Treasury Secretary Janet Yellen acknowledged Tuesday that interest rates may have to rise to keep a cover for the booming growth of the US economy partly caused by trillions of dollars in government stimulus spending.
“Maybe interest rates should go up to make sure our economy doesn’t overheat. Although the additional spending is relatively small in relation to the size of the economy, it could cause some very modest increases in interest rates,” Yellen said during an economic forum presented by The Atlantic.
“This is not something I expect or recommend. If anyone appreciates the independence of the Fed, I think that person is me, and I note that the Federal Reserve can be counted on to do whatever is necessary to achieve its dual mandate goals,” Yellen told the CEO Summit in The Wall Street Journal.

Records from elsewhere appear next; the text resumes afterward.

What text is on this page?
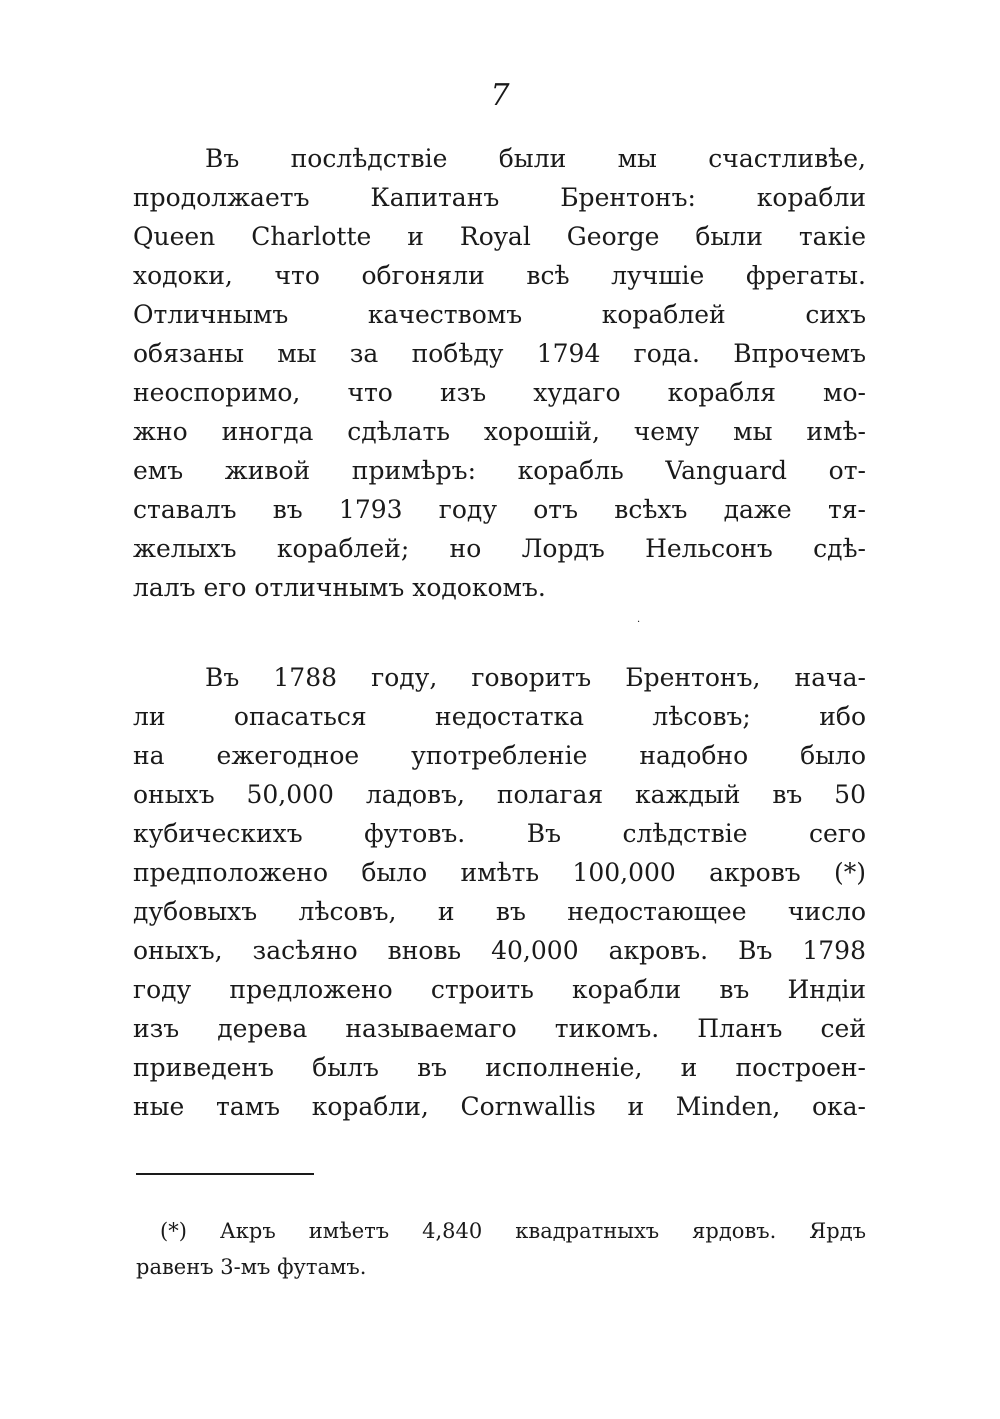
7
Въ послѣдствіе были мы счастливѣе,
продолжаетъ Капитанъ Брентонъ: корабли
Queen Charlotte и Royal George были такіе
ходоки, что обгоняли всѣ лучшіе фрегаты.
Отличнымъ качествомъ кораблей сихъ
обязаны мы за побѣду 1794 года. Впрочемъ
неоспоримо, что изъ худаго корабля мо-
жно иногда сдѣлать хорошій, чему мы имѣ-
емъ живой примѣръ: корабль Vanguard от-
ставалъ въ 1793 году отъ всѣхъ даже тя-
желыхъ кораблей; но Лордъ Нельсонъ сдѣ-
лалъ его отличнымъ ходокомъ.
·
Въ 1788 году, говоритъ Брентонъ, нача-
ли опасаться недостатка лѣсовъ; ибо
на ежегодное употребленіе надобно было
оныхъ 50,000 ладовъ, полагая каждый въ 50
кубическихъ футовъ. Въ слѣдствіе сего
предположено было имѣть 100,000 акровъ (*)
дубовыхъ лѣсовъ, и въ недостающее число
оныхъ, засѣяно вновь 40,000 акровъ. Въ 1798
году предложено строить корабли въ Индіи
изъ дерева называемаго тикомъ. Планъ сей
приведенъ былъ въ исполненіе, и построен-
ные тамъ корабли, Cornwallis и Minden, ока-
(*) Акръ имѣетъ 4,840 квадратныхъ ярдовъ. Ярдъ
равенъ 3-мъ футамъ.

The U.S. economy already has been on fire, with first-quarter GDP growth at 6.4%. Goldman Sachs recently said it anticipates the second quarter growing around 10.5%.
Since the Covid-19 pandemic broke in March 2020, Congress has allocated some $5.3 trillion in stimulus spending, resulting in a more than $3 trillion budget deficit in fiscal 2020 and a $1.7 trillion shortfall in the first half of fiscal 2021.
President Joe Biden is “taking a very ambitious approach, making up really for over a decade of inadequate investment in infrastructure, in R&D, in people, in communities and small businesses, and it is an active approach,” Yellen said. “But we’ve gone for way too long on letting long-term problems fester in our economy.”
Yellen has said she is largely not concerned about inflation becoming a problem, though she has added that there are tools to address it should that happen. Fed Chairman Jerome Powell recently said that the primary tool to control inflation is through higher interest rates.
As for concerns about the large deficits the U.S. is running, Yellen said “we need to pay for some of the things that we’re doing” though the government still has “a reasonable amount of fiscal space.”